I’ve got to say, this has been really a really helpful post for me. I’ve been advancing without fully grasping the concept of loops and understanding how they work exactly and so, on algorithm challenges, I’ll figure out how to resolve them but I’ll trip up with my use of loops and I’ll be stuck for hours not on the challenge itself as I’ve long since come up with a solution but the implementation of looping and reaching all the various aspects in the correct order that has long been a problem for me.
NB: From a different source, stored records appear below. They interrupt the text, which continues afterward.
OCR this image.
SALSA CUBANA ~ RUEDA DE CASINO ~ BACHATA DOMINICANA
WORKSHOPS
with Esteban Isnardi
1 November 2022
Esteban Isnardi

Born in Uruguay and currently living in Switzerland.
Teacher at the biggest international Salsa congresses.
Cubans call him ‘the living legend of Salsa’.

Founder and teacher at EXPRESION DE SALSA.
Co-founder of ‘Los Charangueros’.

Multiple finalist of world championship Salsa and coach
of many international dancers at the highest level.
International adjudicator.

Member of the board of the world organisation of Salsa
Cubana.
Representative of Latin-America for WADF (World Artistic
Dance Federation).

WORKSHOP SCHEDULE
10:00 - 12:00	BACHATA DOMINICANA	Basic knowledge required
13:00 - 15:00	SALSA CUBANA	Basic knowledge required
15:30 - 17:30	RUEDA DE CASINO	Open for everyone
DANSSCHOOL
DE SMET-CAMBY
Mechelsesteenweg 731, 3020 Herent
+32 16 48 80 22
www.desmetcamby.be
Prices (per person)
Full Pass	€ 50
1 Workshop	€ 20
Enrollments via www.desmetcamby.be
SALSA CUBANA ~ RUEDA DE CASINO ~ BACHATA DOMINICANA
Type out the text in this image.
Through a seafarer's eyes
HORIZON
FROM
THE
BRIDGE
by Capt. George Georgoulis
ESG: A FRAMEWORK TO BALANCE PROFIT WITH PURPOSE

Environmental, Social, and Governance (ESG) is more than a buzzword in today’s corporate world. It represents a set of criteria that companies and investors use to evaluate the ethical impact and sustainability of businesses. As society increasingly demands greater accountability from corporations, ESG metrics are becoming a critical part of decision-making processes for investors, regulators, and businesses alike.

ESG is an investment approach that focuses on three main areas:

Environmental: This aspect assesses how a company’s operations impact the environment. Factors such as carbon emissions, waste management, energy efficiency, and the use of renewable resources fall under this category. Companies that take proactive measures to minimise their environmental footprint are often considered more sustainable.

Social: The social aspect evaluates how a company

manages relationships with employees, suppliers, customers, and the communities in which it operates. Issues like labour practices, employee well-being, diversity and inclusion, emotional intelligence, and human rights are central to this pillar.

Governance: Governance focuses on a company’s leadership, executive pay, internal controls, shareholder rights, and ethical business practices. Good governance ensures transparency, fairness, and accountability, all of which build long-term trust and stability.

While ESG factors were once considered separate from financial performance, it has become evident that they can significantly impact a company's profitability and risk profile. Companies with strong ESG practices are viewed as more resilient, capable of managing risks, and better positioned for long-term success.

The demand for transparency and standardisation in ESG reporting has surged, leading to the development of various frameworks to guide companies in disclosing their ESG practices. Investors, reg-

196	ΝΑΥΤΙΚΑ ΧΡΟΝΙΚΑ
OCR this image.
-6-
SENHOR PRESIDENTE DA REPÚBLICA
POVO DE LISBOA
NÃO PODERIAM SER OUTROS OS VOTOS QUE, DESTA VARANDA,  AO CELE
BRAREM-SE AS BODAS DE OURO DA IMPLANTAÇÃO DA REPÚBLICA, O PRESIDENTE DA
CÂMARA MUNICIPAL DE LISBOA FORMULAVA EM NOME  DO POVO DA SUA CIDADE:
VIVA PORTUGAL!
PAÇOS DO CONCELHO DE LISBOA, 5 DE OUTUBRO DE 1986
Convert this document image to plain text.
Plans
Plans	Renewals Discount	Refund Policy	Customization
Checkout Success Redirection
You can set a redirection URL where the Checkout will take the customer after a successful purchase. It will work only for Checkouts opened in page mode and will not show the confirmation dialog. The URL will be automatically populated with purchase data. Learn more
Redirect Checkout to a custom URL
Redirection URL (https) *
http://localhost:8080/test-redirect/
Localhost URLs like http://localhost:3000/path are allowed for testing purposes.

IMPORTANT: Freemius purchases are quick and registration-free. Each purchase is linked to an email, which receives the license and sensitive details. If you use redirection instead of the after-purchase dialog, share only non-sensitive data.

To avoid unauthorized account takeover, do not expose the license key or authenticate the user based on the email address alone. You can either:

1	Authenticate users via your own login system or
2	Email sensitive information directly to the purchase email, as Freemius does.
This post has been very useful and for the past hour or so, I’ve been playing around with a loop based on 'Unabashedley’s theory using letters rather than numbers and I just console.logged different variations which gave me a few ‘a-ha’ moments.
I’ll share in the hope that it might help others who have had the same problem as me.
I used the full alphabet and ten sub-arrays and I think the longer nature of the array helped me a little more.
var alphabet = [["a","b"],["c","d"],["e","f","g"],["h","i"],["j","k"],["l","m","n"],["o","p"],["r","s"],["t","u","v"],["w","x","y","z"]];
At first, I just used one for loop ‘i’ and looped through with ‘i’ and that just counted my array length 0-9.
for(var i = 0; i < alphabet.length; i++){ console.log(i); }
By adding the ‘i’ to alphabet[i], that accessed or pointed to, each of the sub-arrays: [“a”, “b”], [“c”, “d”] etc.
for(var i = 0; i < alphabet.length; i++){ console.log(alphabet[i]); }
To get inside the sub-arrays, I added a second loop ‘j’ and to begin with, I just wanted to see what happened with each loop individually before I went any further, so I first console.logged ‘i’. That printed out the index of the sub-array by the number of items that it contained because of the second loop ‘j’. The first sub array contained [“a”, “b”] this was at index 0 and because the ‘j’ loop went through it twice, ‘i’ logged 0,0 because ‘j’ makes two loops, then 1,1, then 2,2,2 etc. Even though we’re not logging ‘j’ it still plays it’s part and loops through everything that ‘i’ loops through.
for(var i = 0; i < alphabet.length; i++){ for(var j = 0; j < alphabet[i].length; j++){ console.log(i); } }
This was the first ‘a-ha’ moment and for the first time, my frustration with loops subsided a little, so I continued. Now, I logged ‘j’ but this time, before running it I tried to mentally figure out what was going to happen and I predicted it correctly. As ‘i’ looped through the sub-array and printed it by the number of times of the inner loop ‘j’, logging ‘j’ did the opposite, well kind of - it logged the index of the contents of each sub-array, so sub-array[0] logged 0,1 as there were two items inside; sub-array[1] also logged 0,1; sub-array[2] logged 0,1,2 because there were three items and so on…
for(var i = 0; i < alphabet.length; i++){ for(var j = 0; j < alphabet[i].length; j++){ console.log(j); } }
Then I tried logging ‘i’ and ‘j’ together and that logs both values side by side:
0 (sub-arr index[0]), 0 (content of sub-arr index[0])
0, 1
1, 0
1, 1
1, 2
2, 0 and so on.
for(var i = 0; i < alphabet.length; i++){ for(var j = 0; j < alphabet[i].length; j++){ console.log(i, j); } }
Finally, I added both loops to the alphabet array along with a string narrative to help me visualize everything that was going on.
for(var i = 0; i < alphabet.length; i++){ for(var j = 0; j < alphabet[i].length; j++){ console.log("This is the outer loop 'i' checking the outer level array at index [" + i + "] and this is the second loop, the inner loop 'j' checking the sub-level arrays at index [" + j + "]. As for our alphabet array, that would be letter " + alphabet[i][j]); } }
I wouldn’t say I’ve conquered loops as such but I’ve made a significant break-through or at least it feels that way at this moment and hopefully it helps someone else too.